While it is hard to argue that the austerity imposed on Greece which has caused national income to fall by 25% and increased youth unemployment to 50% has been a success. What matters is how this story is portrayed, which is that if you give the workers too many rights and privileges they will abuse them and the economy will lapse into chaos. This is why it matters that British newspapers print nonsensical stories about young women marrying old men so as to earn an entitlement to a lifetime income. There are many similar stories in the British media about the feckless Greeks, which have convinced the British that the problems of Greece are all its own fault. Greece is a useful horror story to be used by employers and governments when workers claim addition rights and protection against abusive employers. They can claim that when workers get too many right they abuse them and the result is national bankruptcy. If workers are given few rights and protections they must understand it is in their own interest and they won’t use them responsibly. In Britain all three major parties accept this mantra and when the last government restricted workers access to employment tribunals on the grounds that all these needless appeals against dismissal were costing the employers millions of pounds, this change was understood as necessary by all three main political parties.
Why a paean of praise for the Greeks, a country with one of the worst performing economies in Europe even before the financial crash? One reason they put a higher valuation on non monetary wealth, workers did retire early but this was symptomatic of a country that valued its people above its output. The patronage system did lead to abuses such as over employment, when too many party loyalists were employed in public sector jobs. Yet for whatever its faults it valued its people, compared to their British counterparts they had security of employment and could look forward to a well paid retirement.
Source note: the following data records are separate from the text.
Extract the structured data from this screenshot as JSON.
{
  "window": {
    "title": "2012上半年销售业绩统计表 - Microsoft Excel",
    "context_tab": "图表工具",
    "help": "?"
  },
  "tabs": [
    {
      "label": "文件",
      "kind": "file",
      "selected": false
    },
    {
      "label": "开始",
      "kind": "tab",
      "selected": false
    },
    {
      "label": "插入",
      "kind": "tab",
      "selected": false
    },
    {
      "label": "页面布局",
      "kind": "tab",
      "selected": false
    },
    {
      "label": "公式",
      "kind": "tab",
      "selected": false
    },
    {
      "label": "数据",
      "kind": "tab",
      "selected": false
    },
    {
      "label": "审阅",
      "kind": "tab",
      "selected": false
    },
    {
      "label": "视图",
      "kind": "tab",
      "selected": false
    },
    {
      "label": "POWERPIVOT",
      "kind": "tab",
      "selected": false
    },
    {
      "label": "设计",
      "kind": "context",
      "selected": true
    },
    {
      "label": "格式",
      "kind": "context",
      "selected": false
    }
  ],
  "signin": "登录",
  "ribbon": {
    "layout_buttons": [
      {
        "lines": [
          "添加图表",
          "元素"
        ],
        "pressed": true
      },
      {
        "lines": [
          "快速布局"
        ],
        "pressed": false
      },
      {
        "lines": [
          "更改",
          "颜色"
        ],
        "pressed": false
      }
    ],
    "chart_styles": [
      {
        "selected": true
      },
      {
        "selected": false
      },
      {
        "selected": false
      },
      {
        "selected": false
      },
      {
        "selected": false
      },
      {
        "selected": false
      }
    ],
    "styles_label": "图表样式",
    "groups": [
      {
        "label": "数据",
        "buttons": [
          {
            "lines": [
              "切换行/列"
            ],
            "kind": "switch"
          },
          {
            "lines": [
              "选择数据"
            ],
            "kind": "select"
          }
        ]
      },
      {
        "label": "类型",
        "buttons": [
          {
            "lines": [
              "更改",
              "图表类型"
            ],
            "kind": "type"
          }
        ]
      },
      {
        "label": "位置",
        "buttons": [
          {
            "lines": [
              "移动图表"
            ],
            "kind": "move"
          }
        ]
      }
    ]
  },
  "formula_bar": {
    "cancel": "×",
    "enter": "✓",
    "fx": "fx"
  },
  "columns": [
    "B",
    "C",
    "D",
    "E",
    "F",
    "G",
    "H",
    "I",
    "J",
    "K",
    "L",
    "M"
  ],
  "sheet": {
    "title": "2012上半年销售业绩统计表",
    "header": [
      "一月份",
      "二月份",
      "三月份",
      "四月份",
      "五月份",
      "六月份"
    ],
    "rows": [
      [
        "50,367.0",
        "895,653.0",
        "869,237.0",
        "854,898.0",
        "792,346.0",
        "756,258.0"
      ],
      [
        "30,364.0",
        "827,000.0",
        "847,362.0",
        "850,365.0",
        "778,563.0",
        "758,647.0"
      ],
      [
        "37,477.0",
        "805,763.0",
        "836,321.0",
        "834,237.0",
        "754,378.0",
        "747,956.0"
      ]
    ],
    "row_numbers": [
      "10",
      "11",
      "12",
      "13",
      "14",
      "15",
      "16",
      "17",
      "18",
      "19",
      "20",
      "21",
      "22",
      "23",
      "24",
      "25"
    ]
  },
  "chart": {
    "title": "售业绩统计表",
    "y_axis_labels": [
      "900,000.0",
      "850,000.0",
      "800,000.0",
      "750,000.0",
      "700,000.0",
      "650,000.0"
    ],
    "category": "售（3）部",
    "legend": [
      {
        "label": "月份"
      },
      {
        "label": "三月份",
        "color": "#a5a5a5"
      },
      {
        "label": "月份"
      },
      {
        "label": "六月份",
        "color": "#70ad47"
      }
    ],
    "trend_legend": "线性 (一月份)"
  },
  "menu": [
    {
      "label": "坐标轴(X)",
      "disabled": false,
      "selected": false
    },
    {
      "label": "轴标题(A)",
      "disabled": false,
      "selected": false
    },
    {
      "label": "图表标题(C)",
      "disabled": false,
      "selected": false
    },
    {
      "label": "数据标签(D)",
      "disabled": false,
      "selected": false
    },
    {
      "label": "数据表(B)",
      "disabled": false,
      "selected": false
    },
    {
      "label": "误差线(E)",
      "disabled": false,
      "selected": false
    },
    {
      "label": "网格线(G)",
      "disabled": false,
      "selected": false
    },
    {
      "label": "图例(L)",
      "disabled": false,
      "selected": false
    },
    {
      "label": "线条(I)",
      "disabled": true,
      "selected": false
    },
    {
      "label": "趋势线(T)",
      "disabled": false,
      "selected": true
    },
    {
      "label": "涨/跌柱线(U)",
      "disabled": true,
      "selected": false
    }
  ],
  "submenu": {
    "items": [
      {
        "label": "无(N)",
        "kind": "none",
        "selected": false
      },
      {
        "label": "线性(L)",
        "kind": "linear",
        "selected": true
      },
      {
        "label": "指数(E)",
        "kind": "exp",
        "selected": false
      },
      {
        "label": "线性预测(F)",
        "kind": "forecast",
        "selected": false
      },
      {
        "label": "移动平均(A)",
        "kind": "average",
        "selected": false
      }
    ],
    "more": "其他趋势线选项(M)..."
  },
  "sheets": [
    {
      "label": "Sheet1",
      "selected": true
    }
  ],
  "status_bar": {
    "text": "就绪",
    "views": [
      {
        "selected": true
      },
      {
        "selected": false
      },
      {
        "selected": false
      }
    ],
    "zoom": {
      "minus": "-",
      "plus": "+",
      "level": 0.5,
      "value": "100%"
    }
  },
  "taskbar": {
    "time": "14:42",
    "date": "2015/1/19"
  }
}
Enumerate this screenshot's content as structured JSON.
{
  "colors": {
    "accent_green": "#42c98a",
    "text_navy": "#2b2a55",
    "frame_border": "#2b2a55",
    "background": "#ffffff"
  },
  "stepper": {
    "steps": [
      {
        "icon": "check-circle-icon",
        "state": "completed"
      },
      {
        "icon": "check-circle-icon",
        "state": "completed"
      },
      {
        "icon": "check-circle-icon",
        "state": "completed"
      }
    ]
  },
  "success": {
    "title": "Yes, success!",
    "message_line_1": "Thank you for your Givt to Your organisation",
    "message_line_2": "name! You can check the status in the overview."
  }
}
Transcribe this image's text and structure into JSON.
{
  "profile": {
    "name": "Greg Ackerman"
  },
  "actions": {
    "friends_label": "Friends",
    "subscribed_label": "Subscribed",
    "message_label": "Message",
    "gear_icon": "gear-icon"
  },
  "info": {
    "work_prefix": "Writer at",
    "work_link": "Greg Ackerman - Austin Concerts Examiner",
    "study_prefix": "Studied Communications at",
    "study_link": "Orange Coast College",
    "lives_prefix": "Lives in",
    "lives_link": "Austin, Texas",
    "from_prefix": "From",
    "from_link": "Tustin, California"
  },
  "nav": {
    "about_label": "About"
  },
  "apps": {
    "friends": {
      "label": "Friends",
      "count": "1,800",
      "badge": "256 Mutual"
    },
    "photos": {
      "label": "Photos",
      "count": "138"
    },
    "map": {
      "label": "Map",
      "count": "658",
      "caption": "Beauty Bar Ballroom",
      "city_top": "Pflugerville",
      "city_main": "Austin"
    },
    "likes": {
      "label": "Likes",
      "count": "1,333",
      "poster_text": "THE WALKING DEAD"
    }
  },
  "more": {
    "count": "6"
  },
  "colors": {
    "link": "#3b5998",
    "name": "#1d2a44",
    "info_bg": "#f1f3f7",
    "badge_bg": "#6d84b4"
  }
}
Human society is not a perfectible creation, whatever the society there are always problems. What I am stating is that Greek society for all its faults found one of the answers to the problems that society faces. It was a society that attained a more equitable division between non monetary or material wealth and material wealth. Greeks because of the unique nature of their society were able to enjoy a much higher standard of non material wealth than their Northern European counterparts. It is perhaps no coincidence that Greece as with the southern European nations family relationships flourish they are the nations of the extended family. Only in the Anglo-Saxon country such as the USA could somebody write a book called “Bowling Alone” a book about the loneliness of contemporary life. In Britain the nation of overwork and underpay family breakup is at record levels, with some estimate suggesting that under current trends 1 in 2 marriages will end in divorce. Countries such as the USA and Britain that put little value on non monetary or non work wealth have some of the most serious problems of social disharmony.